だから、と言うわけではないですが、前へ進んで欲しいと思うようになりました。今、彼女も30才。結婚して家庭を持って子供もいるのかしら?運転はしているのかしら?今幸せかしら?などと考えることもできるようになりました。ただ、彼女には兄のこと事故のことを忘れないでいて欲しいです。

飲酒運転だったり、煽り運転だったり、高齢者運転の暴走事故だったり、目を覆いたくなるような事故が多いですが、被害者遺族が納得できる量刑は殆ど皆無なのが交通死亡事故の刑事罰だと思います。たとえ禁固刑となっても初犯であれば執行猶予が付くことが多いようです。刑務所に入ることは前科があるか余程悪質な場合を除けば、ほぼないと思います。彼女も略式起訴の罰金刑でした。

奇跡体験アンビリバボーで、加害者の証言だけで捜査打ち切りになった挙句、被害者の過失を問われた家族が、自分たちで調べ警察の捜査不足を露呈し、加害者の過失をも証明したという内容を放送していました。相当な心労だったと思います。もし、遺族が何も行動を起こさなければ、加害者は罪から逃れ、被害者の過失が問われ、保険金も減額され、という最悪の結果になっていたと思うと恐ろしいです。救われて良かったと思うと同時に、遺族への誹謗中傷する人もいるのだな、と残念な気持ちにもなりました。

人間は過ちを犯すものです。それを認め悔い改め罪を背負い一生かけて償う。それが労働であり、生きる(苦しみ)ということだと思います。彼女との手紙のやり取りから、加害者の気持ちや後悔も知ることができました。被害者と加害者、どっちが辛いのか?被害者には同情が集まるけど、加害者は非難される。刑罰以外に社会的制裁も相当受けると思います。(社会的制裁も受けず、反省もせず、権力に守られてのうのうと生きている人間がいることが不思議)

被害者遺族になったから池袋暴走事件の被害者遺族の気持ちは理解できます。決定的に違うのは、加害者が反省の言葉を口にしなかったことだと思います。これは被害者遺族にとって一番辛く悲しいことです。車のせいで自分は悪くないと言われたら、私だったらぶち切れです。潔く非を認め反省していたら禁固刑にはならなかったかも知れません。
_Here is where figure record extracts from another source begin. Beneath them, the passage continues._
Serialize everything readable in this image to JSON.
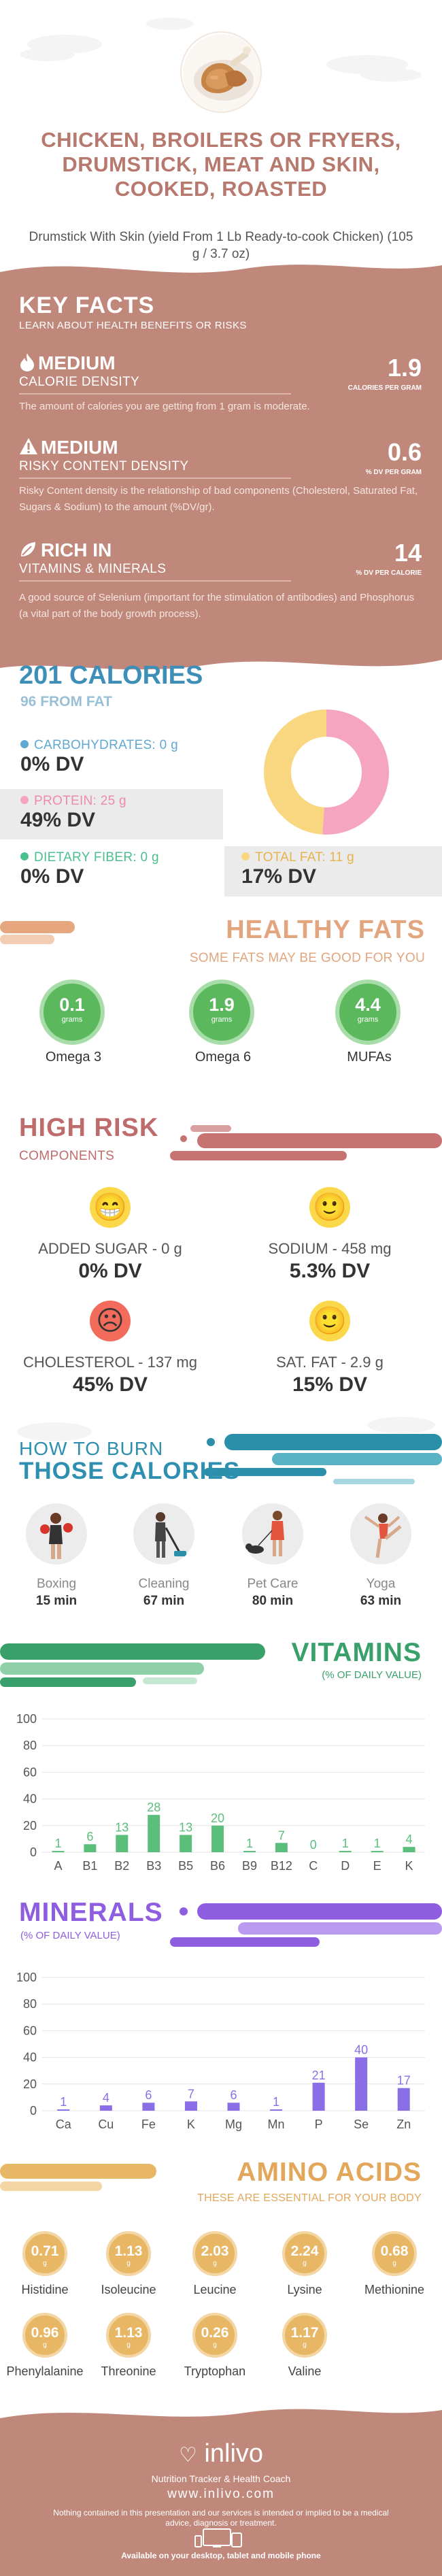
{
  "header": {
    "title": "CHICKEN, BROILERS OR FRYERS, DRUMSTICK, MEAT AND SKIN, COOKED, ROASTED",
    "subtitle": "Drumstick With Skin (yield From 1 Lb Ready-to-cook Chicken) (105 g / 3.7 oz)",
    "image_icon": "roasted-drumstick-photo"
  },
  "key_facts": {
    "title": "KEY FACTS",
    "subtitle": "LEARN ABOUT HEALTH BENEFITS OR RISKS",
    "items": [
      {
        "level": "MEDIUM",
        "kind": "CALORIE DENSITY",
        "value": "1.9",
        "unit": "CALORIES PER GRAM",
        "icon": "flame-icon",
        "description": "The amount of calories you are getting from 1 gram is moderate."
      },
      {
        "level": "MEDIUM",
        "kind": "RISKY CONTENT DENSITY",
        "value": "0.6",
        "unit": "% DV PER GRAM",
        "icon": "warning-icon",
        "description": "Risky Content density is the relationship of bad components (Cholesterol, Saturated Fat, Sugars & Sodium) to the amount (%DV/gr)."
      },
      {
        "level": "RICH IN",
        "kind": "VITAMINS & MINERALS",
        "value": "14",
        "unit": "% DV PER CALORIE",
        "icon": "leaf-icon",
        "description": "A good source of Selenium (important for the stimulation of antibodies) and Phosphorus (a vital part of the body growth process)."
      }
    ]
  },
  "calories": {
    "title": "201 CALORIES",
    "from_fat": "96 FROM FAT",
    "macros": [
      {
        "label": "CARBOHYDRATES: 0 g",
        "dv": "0% DV",
        "color": "#5fa8d3"
      },
      {
        "label": "PROTEIN: 25 g",
        "dv": "49% DV",
        "color": "#f6a5c0"
      },
      {
        "label": "DIETARY FIBER: 0 g",
        "dv": "0% DV",
        "color": "#4cbf8f"
      },
      {
        "label": "TOTAL FAT: 11 g",
        "dv": "17% DV",
        "color": "#f9d781"
      }
    ],
    "donut": [
      {
        "name": "PROTEIN",
        "value": 100,
        "color": "#f6a5c0"
      },
      {
        "name": "TOTAL FAT",
        "value": 96,
        "color": "#f9d781"
      }
    ]
  },
  "healthy_fats": {
    "title": "HEALTHY FATS",
    "subtitle": "SOME FATS MAY BE GOOD FOR YOU",
    "items": [
      {
        "value": "0.1",
        "unit": "grams",
        "name": "Omega 3"
      },
      {
        "value": "1.9",
        "unit": "grams",
        "name": "Omega 6"
      },
      {
        "value": "4.4",
        "unit": "grams",
        "name": "MUFAs"
      }
    ]
  },
  "high_risk": {
    "title": "HIGH RISK",
    "subtitle": "COMPONENTS",
    "items": [
      {
        "label": "ADDED SUGAR - 0 g",
        "dv": "0% DV",
        "face": "😁",
        "color": "#fbd84a"
      },
      {
        "label": "SODIUM - 458 mg",
        "dv": "5.3% DV",
        "face": "🙂",
        "color": "#fbd84a"
      },
      {
        "label": "CHOLESTEROL - 137 mg",
        "dv": "45% DV",
        "face": "☹",
        "color": "#f26b5b"
      },
      {
        "label": "SAT. FAT - 2.9 g",
        "dv": "15% DV",
        "face": "🙂",
        "color": "#fbd84a"
      }
    ]
  },
  "burn": {
    "title_line1": "HOW TO BURN",
    "title_line2": "THOSE CALORIES",
    "activities": [
      {
        "name": "Boxing",
        "minutes": "15 min",
        "icon": "boxing-icon"
      },
      {
        "name": "Cleaning",
        "minutes": "67 min",
        "icon": "cleaning-icon"
      },
      {
        "name": "Pet Care",
        "minutes": "80 min",
        "icon": "pet-care-icon"
      },
      {
        "name": "Yoga",
        "minutes": "63 min",
        "icon": "yoga-icon"
      }
    ]
  },
  "vitamins": {
    "title": "VITAMINS",
    "subtitle": "(% OF DAILY VALUE)"
  },
  "minerals": {
    "title": "MINERALS",
    "subtitle": "(% OF DAILY VALUE)"
  },
  "chart_data": [
    {
      "type": "bar",
      "title": "VITAMINS",
      "ylabel": "(% OF DAILY VALUE)",
      "categories": [
        "A",
        "B1",
        "B2",
        "B3",
        "B5",
        "B6",
        "B9",
        "B12",
        "C",
        "D",
        "E",
        "K"
      ],
      "values": [
        1,
        6,
        13,
        28,
        13,
        20,
        1,
        7,
        0,
        1,
        1,
        4
      ],
      "ylim": [
        0,
        100
      ],
      "yticks": [
        0,
        20,
        40,
        60,
        80,
        100
      ],
      "color": "#5bbf7b",
      "grid": true
    },
    {
      "type": "bar",
      "title": "MINERALS",
      "ylabel": "(% OF DAILY VALUE)",
      "categories": [
        "Ca",
        "Cu",
        "Fe",
        "K",
        "Mg",
        "Mn",
        "P",
        "Se",
        "Zn"
      ],
      "values": [
        1,
        4,
        6,
        7,
        6,
        1,
        21,
        40,
        17
      ],
      "ylim": [
        0,
        100
      ],
      "yticks": [
        0,
        20,
        40,
        60,
        80,
        100
      ],
      "color": "#8a6ee6",
      "grid": true
    }
  ],
  "amino_acids": {
    "title": "AMINO ACIDS",
    "subtitle": "THESE ARE ESSENTIAL FOR YOUR BODY",
    "items": [
      {
        "value": "0.71",
        "unit": "g",
        "name": "Histidine"
      },
      {
        "value": "1.13",
        "unit": "g",
        "name": "Isoleucine"
      },
      {
        "value": "2.03",
        "unit": "g",
        "name": "Leucine"
      },
      {
        "value": "2.24",
        "unit": "g",
        "name": "Lysine"
      },
      {
        "value": "0.68",
        "unit": "g",
        "name": "Methionine"
      },
      {
        "value": "0.96",
        "unit": "g",
        "name": "Phenylalanine"
      },
      {
        "value": "1.13",
        "unit": "g",
        "name": "Threonine"
      },
      {
        "value": "0.26",
        "unit": "g",
        "name": "Tryptophan"
      },
      {
        "value": "1.17",
        "unit": "g",
        "name": "Valine"
      }
    ]
  },
  "footer": {
    "logo": "inlivo",
    "tagline": "Nutrition Tracker & Health Coach",
    "url": "www.inlivo.com",
    "disclaimer": "Nothing contained in this presentation and our services is intended or implied to be a medical advice, diagnosis or treatment.",
    "available": "Available on your desktop, tablet and mobile phone"
  }
}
事故の後は怖くてしばらく運転できない時期もありましたが、今は通勤や実家へ行くときなど必要に迫られて運転しています。地域柄、車が必要なのです。私自身、過去に車間距離を詰めすぎて止まることが出来ずに追突事故を起こした経験があります。運転に慣れてきた頃で運転技術の過信と油断が招いた事故でした。若気の至りです。以降、車間距離を十分にとり、兄の事故後は、車は走る凶器であることを肝に銘じて運転しています。

被害者になったとしても加害者にはならないように。

お読みいただきありがとうございました。